▲ 30 r/civilengineering
Negotiated $88k → $95k for a Water/WW EIT role. Did I lowball myself?
Hello guys, Long-time lurker, finally posting because I just made a move and want a gut-check from people in the field.
27M, Environmental Scientist → Environmental Engineering. I just accepted a Water/WW EIT role at $95k in Nebraska. Fair comp? Where does it go from here?
What makes this a bit unusual: I actually had no engineering background 25 months ago. I studied really hard in grad school, took all the deficiency courses, passed the FE in Oct 2025, then passed the PE in April 2026.
Background:
- 27M, BS in Environmental Science 2020, then MS in Environmental Engineering (completed 2025)
- Currently working as an Environmental Scientist
- EIT, passed the PE (environmental) exam — not yet licensed.

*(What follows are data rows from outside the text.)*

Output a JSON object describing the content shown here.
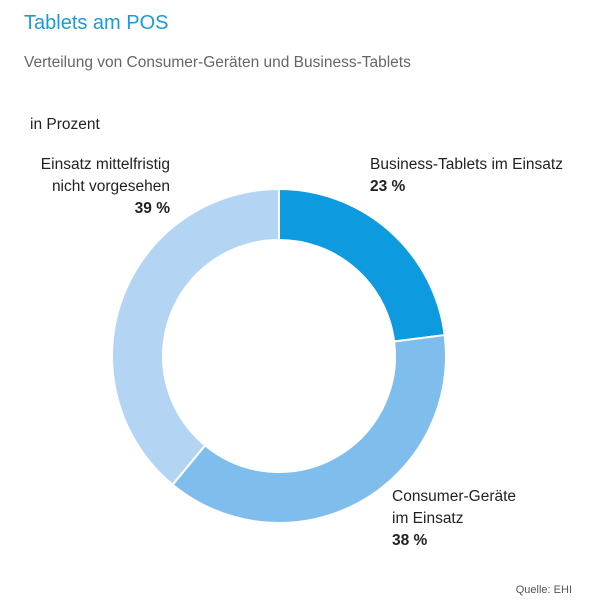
{
  "chart_data": {
    "type": "pie",
    "title": "Tablets am POS",
    "subtitle": "Verteilung von Consumer-Geräten und Business-Tablets",
    "unit_label": "in Prozent",
    "slices": [
      {
        "label_line1": "Business-Tablets im Einsatz",
        "label_line2": "",
        "value": 23,
        "value_label": "23 %",
        "color": "#0e9ade"
      },
      {
        "label_line1": "Consumer-Geräte",
        "label_line2": "im Einsatz",
        "value": 38,
        "value_label": "38 %",
        "color": "#7fbeec"
      },
      {
        "label_line1": "Einsatz mittelfristig",
        "label_line2": "nicht vorgesehen",
        "value": 39,
        "value_label": "39 %",
        "color": "#b4d4f4"
      }
    ],
    "source": "Quelle: EHI"
  }
}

Still need 4 years of qualifying engineering experience, and my prior lab experience won't count toward it, so the clock effectively starts with this new role
- CHMM, HAZWOPER
- 5.4 yrs at a big environmental laboratory as an Environmental Scientist/Specialist (air, water, wastewater, RCRA/CWA/CAA compliance, pilot treatment design)
Comp:
- $95k base (they opened at $88k, I pushed to $95k and they accepted)
- ~7% ESOP contribution (employee-owned firm)
- 401k match (100% of first 5%)
- 8% annual raise, split July/February
- Nebraska
Questions for the group:
- Is $95k fair for an EIT with an MS + 5.4 yrs experience as scientist+ passed PE exam in a MCOL Midwest market (Nebraska), or did I leave money on the table?
- For those who went EIT → licensed PE at a large consulting firm — how big was the bump when your license actually issued, and did the title change automatically?
- Realistically, what's the path/timeline to $120k+ in water/wastewater consulting?
Trying to feel out if I'm on track or behind. Appreciate any honest takes. Thank you so much in advance.